In a small family-run weaving mill in southern India, beautiful PUK napkins in intricate patterns slowly take form on two handlooms. The output of a day's work is only 14 napkins, and no two are ever quite alike. The size or texture may vary slightly, which in our mind only makes them more interesting and appealing. Previously, other Georg Jensen Damask designs have also come from the skilled hands of these Indian weavers.

Our collaboration with the small weaving mill in Karur, India, springs from a shared passion for weaving and hand-woven textiles, which are becoming a thing of the past – also in India. Since 2013, Georg Jensen Damask has provided economic support to the family-run company and pays for health and life insurance for the weavers to help keep the trade alive and preserve the valuable craft that is at the heart of all textile production.

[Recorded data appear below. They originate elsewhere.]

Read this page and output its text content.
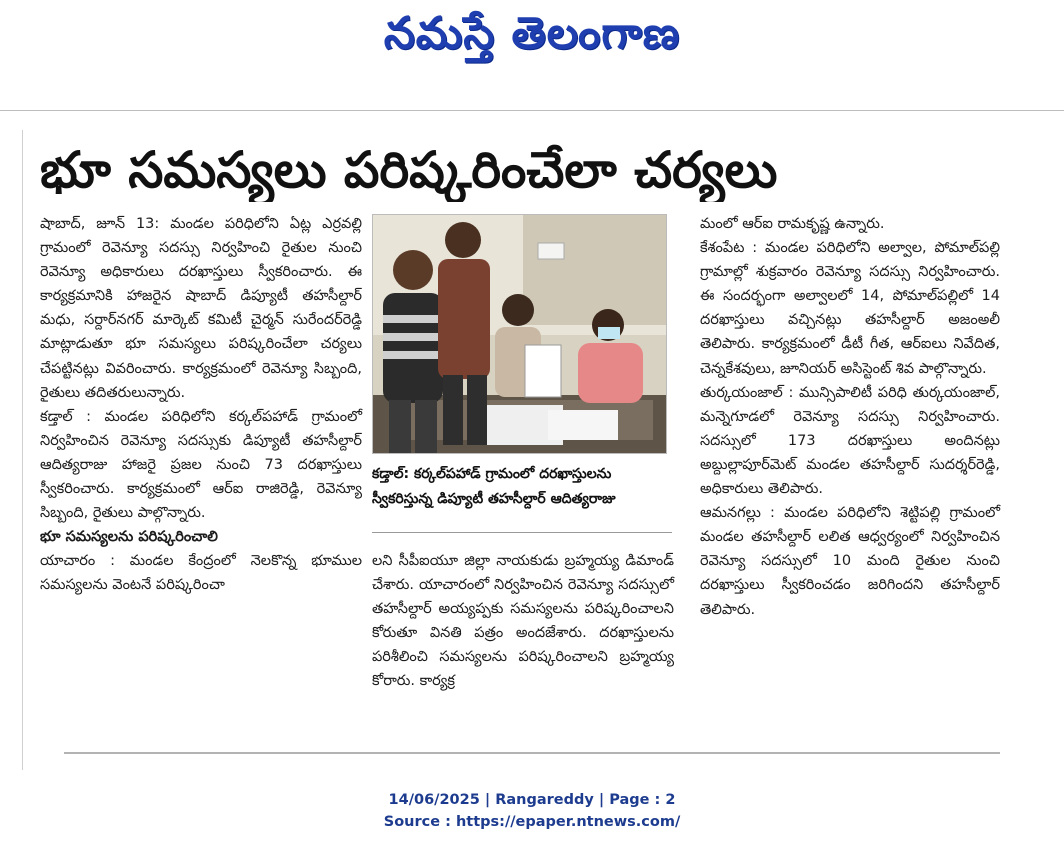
నమస్తే తెలంగాణ
భూ సమస్యలు పరిష్కరించేలా చర్యలు

షాబాద్, జూన్ 13: మండల పరిధిలోని ఏట్ల ఎర్రవల్లి గ్రామంలో రెవెన్యూ సదస్సు నిర్వహించి రైతుల నుంచి రెవెన్యూ అధికారులు దరఖాస్తులు స్వీకరించారు. ఈ కార్యక్రమానికి హాజరైన షాబాద్ డిప్యూటీ తహసీల్దార్ మధు, సర్దార్‌నగర్ మార్కెట్ కమిటీ చైర్మన్ సురేందర్‌రెడ్డి మాట్లాడుతూ భూ సమస్యలు పరిష్కరించేలా చర్యలు చేపట్టినట్లు వివరించారు. కార్యక్రమంలో రెవెన్యూ సిబ్బంది, రైతులు తదితరులున్నారు.

కడ్తాల్ : మండల పరిధిలోని కర్కల్‌పహాడ్ గ్రామంలో నిర్వహించిన రెవెన్యూ సదస్సుకు డిప్యూటీ తహసీల్దార్ ఆదిత్యరాజు హాజరై ప్రజల నుంచి 73 దరఖాస్తులు స్వీకరించారు. కార్యక్రమంలో ఆర్ఐ రాజిరెడ్డి, రెవెన్యూ సిబ్బంది, రైతులు పాల్గొన్నారు.

భూ సమస్యలను పరిష్కరించాలి

యాచారం : మండల కేంద్రంలో నెలకొన్న భూముల సమస్యలను వెంటనే పరిష్కరించా

కడ్తాల్: కర్కల్‌పహాడ్ గ్రామంలో దరఖాస్తులను స్వీకరిస్తున్న డిప్యూటీ తహసీల్దార్ ఆదిత్యరాజు

లని సీపీఐయూ జిల్లా నాయకుడు బ్రహ్మయ్య డిమాండ్ చేశారు. యాచారంలో నిర్వహించిన రెవెన్యూ సదస్సులో తహసీల్దార్ అయ్యప్పకు సమస్యలను పరిష్కరించాలని కోరుతూ వినతి పత్రం అందజేశారు. దరఖాస్తులను పరిశీలించి సమస్యలను పరిష్కరించాలని బ్రహ్మయ్య కోరారు. కార్యక్ర

మంలో ఆర్ఐ రామకృష్ణ ఉన్నారు.

కేశంపేట : మండల పరిధిలోని అల్వాల, పోమాల్‌పల్లి గ్రామాల్లో శుక్రవారం రెవెన్యూ సదస్సు నిర్వహించారు. ఈ సందర్భంగా అల్వాలలో 14, పోమాల్‌పల్లిలో 14 దరఖాస్తులు వచ్చినట్లు తహసీల్దార్ అజంఅలీ తెలిపారు. కార్యక్రమంలో డీటీ గీత, ఆర్ఐలు నివేదిత, చెన్నకేశవులు, జూనియర్ అసిస్టెంట్ శివ పాల్గొన్నారు.

తుర్కయంజాల్ : మున్సిపాలిటీ పరిధి తుర్కయంజాల్, మన్నెగూడలో రెవెన్యూ సదస్సు నిర్వహించారు. సదస్సులో 173 దరఖాస్తులు అందినట్లు అబ్దుల్లాపూర్‌మెట్ మండల తహసీల్దార్ సుదర్శర్‌రెడ్డి, అధికారులు తెలిపారు.

ఆమనగల్లు : మండల పరిధిలోని శెట్టిపల్లి గ్రామంలో మండల తహసీల్దార్ లలిత ఆధ్వర్యంలో నిర్వహించిన రెవెన్యూ సదస్సులో 10 మంది రైతుల నుంచి దరఖాస్తులు స్వీకరించడం జరిగిందని తహసీల్దార్ తెలిపారు.

14/06/2025 | Rangareddy | Page : 2
Source : https://epaper.ntnews.com/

The PUK design was created by the Danish weaver and artist Puk Lippmann. The patterns are inspired by traditional techniques found in a book from the 1920s and revived on her loom in a contemporary design. Initially in the form of tea towels, which were also hand-woven in Karur, and now as damask napkins in a lighter version.

The napkins could have come straight out of an antique French armoire, and they encourage you to forego the ironing to strike a casual tone at the dinner table. This is hand-woven luxury with selvages, which add character and are a rare and beautiful detail with direct reference to centuries-old weaving practices.